I became the instrument of my own experiment. Moving into place, I chose a door with less traffic, stepped through, held the door open, looked back and smiled at the person several steps behind. She quickened her pace, but my smile said, “No need to hurry; I’ll hold the door open for you.” This extra effort on my part inspired the same in her, and a chain of six was the end result. I took up position again, this time holding the door open for a man. Same thing. Men, women, young, old – it didn’t matter. The greater the positive effort by the person controlling the door, the more likely it was that the chain of positive behavior that ensued was longer.

I kept this up for some time, until Mall security became quite interested in me.

You’re probably wondering what this has to do with fundraising.

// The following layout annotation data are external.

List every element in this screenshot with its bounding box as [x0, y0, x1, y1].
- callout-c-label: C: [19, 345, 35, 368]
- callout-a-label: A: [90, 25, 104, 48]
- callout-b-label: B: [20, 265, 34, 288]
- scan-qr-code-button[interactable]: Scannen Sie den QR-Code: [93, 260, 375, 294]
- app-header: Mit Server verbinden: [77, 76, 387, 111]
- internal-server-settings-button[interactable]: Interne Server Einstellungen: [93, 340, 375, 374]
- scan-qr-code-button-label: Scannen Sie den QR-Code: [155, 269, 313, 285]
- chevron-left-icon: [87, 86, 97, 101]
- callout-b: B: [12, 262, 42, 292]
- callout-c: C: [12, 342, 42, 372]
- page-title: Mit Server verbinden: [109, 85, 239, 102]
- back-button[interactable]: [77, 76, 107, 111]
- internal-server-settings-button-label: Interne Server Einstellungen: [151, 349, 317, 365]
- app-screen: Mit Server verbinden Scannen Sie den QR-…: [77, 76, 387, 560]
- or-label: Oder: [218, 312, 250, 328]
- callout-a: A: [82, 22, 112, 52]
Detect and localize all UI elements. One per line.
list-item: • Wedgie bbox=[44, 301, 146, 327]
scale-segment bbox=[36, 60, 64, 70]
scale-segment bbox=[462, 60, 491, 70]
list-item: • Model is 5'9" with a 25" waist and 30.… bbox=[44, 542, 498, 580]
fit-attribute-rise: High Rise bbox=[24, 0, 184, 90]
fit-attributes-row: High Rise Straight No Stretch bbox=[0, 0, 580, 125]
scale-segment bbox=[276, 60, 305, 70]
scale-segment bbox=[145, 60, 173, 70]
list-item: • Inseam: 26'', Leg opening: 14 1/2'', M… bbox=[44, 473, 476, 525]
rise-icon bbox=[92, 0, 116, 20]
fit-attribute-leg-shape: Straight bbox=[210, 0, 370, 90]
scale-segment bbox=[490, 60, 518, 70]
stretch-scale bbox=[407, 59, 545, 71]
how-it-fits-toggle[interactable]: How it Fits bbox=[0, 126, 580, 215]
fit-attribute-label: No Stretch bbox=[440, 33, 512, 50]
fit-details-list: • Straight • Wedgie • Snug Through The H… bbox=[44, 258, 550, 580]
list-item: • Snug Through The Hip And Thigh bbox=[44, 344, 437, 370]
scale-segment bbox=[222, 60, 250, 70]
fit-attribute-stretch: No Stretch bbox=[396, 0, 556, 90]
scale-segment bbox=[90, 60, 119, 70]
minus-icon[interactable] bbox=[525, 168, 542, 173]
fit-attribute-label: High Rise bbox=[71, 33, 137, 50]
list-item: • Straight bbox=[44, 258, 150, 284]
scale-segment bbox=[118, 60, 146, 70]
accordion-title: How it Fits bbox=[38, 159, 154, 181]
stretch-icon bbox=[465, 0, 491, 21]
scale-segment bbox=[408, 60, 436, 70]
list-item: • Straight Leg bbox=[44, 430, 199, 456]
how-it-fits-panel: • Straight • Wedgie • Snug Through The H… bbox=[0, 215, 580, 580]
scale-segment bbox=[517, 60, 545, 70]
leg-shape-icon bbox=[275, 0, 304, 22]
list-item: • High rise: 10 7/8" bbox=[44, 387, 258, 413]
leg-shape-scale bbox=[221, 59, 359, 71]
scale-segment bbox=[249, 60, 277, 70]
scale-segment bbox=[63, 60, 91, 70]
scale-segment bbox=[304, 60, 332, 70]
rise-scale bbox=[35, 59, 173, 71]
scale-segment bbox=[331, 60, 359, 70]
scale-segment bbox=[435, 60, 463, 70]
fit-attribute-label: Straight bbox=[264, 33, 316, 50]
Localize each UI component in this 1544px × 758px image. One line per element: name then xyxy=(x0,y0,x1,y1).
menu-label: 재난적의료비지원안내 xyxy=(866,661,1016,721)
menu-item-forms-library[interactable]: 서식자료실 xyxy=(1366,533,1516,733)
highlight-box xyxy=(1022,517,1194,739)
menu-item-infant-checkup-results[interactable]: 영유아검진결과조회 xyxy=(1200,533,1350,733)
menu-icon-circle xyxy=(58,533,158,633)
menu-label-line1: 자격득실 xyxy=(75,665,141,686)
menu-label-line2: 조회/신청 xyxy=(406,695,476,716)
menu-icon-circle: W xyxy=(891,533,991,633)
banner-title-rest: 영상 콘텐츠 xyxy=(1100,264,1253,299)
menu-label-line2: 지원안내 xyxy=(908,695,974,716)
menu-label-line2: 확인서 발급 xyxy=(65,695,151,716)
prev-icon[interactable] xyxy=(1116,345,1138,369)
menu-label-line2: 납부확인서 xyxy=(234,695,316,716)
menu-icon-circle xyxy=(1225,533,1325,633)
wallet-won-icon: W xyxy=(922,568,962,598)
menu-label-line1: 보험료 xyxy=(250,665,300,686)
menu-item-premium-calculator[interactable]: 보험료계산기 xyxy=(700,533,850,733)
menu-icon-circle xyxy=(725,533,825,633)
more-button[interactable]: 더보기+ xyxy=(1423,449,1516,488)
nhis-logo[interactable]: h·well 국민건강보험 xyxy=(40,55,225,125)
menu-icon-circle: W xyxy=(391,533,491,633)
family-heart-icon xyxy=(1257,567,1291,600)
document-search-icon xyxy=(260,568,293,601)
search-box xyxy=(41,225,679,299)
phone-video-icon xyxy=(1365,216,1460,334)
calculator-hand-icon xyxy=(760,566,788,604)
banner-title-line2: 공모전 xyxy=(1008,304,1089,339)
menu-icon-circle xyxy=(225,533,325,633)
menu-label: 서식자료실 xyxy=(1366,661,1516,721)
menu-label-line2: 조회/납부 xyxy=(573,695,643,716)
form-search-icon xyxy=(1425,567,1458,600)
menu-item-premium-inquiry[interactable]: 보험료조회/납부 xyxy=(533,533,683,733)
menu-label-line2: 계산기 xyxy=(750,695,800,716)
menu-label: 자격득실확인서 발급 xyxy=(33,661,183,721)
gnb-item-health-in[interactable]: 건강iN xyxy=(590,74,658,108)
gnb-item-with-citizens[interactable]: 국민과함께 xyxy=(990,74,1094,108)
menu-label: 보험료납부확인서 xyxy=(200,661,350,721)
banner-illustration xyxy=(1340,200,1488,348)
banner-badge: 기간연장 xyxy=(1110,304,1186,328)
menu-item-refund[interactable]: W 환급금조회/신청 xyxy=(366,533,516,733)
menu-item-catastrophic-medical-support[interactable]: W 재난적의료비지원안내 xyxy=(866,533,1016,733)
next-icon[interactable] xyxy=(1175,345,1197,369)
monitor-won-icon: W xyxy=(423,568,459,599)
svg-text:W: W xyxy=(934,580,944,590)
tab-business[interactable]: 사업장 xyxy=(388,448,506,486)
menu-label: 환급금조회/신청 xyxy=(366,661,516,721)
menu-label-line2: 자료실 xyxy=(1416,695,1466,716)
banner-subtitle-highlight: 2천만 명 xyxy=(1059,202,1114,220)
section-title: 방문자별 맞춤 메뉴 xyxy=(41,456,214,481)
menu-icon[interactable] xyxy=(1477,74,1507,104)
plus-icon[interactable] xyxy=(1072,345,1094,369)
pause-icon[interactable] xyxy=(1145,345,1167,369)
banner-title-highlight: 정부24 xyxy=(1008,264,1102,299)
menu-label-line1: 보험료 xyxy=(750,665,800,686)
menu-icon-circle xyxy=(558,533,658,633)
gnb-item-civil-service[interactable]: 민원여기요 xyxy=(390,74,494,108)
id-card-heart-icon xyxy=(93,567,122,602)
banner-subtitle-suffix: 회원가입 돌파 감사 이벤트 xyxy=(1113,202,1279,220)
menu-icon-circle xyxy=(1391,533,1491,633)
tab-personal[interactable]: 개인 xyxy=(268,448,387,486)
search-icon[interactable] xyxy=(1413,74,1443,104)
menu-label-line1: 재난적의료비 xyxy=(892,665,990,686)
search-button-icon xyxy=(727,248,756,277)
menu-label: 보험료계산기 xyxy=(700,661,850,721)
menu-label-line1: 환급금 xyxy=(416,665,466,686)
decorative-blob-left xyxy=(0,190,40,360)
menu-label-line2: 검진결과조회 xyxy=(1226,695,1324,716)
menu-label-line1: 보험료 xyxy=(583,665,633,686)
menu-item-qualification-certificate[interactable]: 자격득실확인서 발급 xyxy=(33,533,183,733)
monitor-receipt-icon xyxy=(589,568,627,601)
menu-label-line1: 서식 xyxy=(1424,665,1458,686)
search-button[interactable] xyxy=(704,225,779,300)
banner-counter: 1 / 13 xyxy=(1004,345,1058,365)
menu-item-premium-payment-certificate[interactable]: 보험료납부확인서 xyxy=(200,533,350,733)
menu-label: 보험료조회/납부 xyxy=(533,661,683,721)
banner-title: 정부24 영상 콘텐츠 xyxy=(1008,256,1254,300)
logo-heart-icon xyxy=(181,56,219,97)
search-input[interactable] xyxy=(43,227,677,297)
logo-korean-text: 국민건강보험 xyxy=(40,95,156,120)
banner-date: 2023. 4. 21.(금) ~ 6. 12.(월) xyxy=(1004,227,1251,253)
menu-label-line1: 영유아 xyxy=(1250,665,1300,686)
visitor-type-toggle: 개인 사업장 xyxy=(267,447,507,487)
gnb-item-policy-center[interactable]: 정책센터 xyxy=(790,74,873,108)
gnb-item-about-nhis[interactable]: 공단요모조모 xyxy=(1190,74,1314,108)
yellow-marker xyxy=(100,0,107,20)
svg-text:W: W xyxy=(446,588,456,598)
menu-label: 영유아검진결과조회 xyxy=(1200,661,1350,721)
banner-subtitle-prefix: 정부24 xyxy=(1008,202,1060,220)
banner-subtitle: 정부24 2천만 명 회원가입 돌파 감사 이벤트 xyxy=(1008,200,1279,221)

While I know you can figure out the metaphor, there is a statistic that might interest you. 89% of American households give. This means that at any moment in time, there is a nine out of ten chance that if you don’t hold the door open for the person behind you, you’ll be slamming it in a donor’s face.

I hope you had a great summer. Welcome back to the world that is over-stressed, self-absorbed and moves much too fast – but whose behavior can be instantly transformed by the simplest of positive gestures.